As far as I see, VICE (GtkVICE 3.6.1) already emulates something like that, it would be good to know from a VICE developer if that is the same thing we are talking about here
First, use a recent VICE, not the one from last year. In recent VICE the colors used are from new measurements (made by Tobias) that accurately represent the differences between odd and even lines, and the differences between old/new VIC. Do NOT use any external palettes - because then those things are plain wrong. Do NOT disable double size, because then some aspects of the CRT emulation do not work right. Basically leave everything at their default settings. Preferably use the latest development build from https://github.com/VICE-Team/svn-mirror/releases - then you will also get the recently fixed default for gamma correction (which was not neutral before).
And if the colors are too vibrant for your taste, dial down brightness/saturation/contrast all to 100%.

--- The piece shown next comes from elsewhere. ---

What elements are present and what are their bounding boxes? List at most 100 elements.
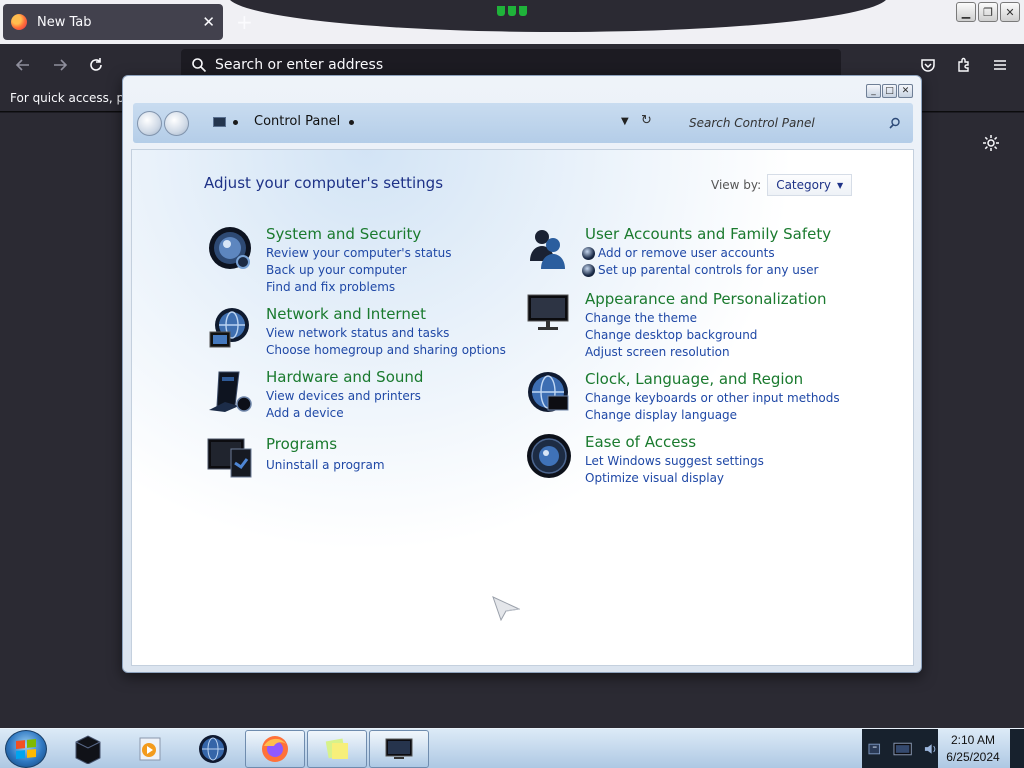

Now for what it emulates and how good: - The vertical color mixing ("PAL" mixing) is very accurate and reproduces all known side effects. That includes "hannover bars", and the differences between monitors that use a delay line only for one color component ("u only delayline" setting). The later is the case for example in the 1084 monitor. As said above, you must NOT use any external palette (or disable double size), or those things will not work right. - The horizontal color mixing ("color bleeding") is not emulated well, it is basically just some blur. In particular non linear effects like "black bleed" is not reproduced at all, nor is chroma/luma crosstalk (the famous green/red pattern you can see when doing a checkerboard pattern in hires). I believe the current state is closest to what a C64C (new VIC) produces when the modulator has been removed, and the s-video signal is used.
For example the light red / dark green mix on the neck of the frog looks quite similar both in VICE and on YouTube. But on YouTube the odd/even lines do not look different color at all, while VICE emulates the cheap PAL chroma phase mirroring effect. How can it be? The other difference is that there is some color mixing on YouTube, but it is much less than in VICE. Which one is real?
I am interested in these details because I would like to create some cool effects in my next demo, but it would be kinda pointless if none of the compos would support the real C64 output... :)
On my setup (new C64/1701 monitor) eg the odd/even lines difference is even more visible than in default VICE settings, eg in solid violet areas.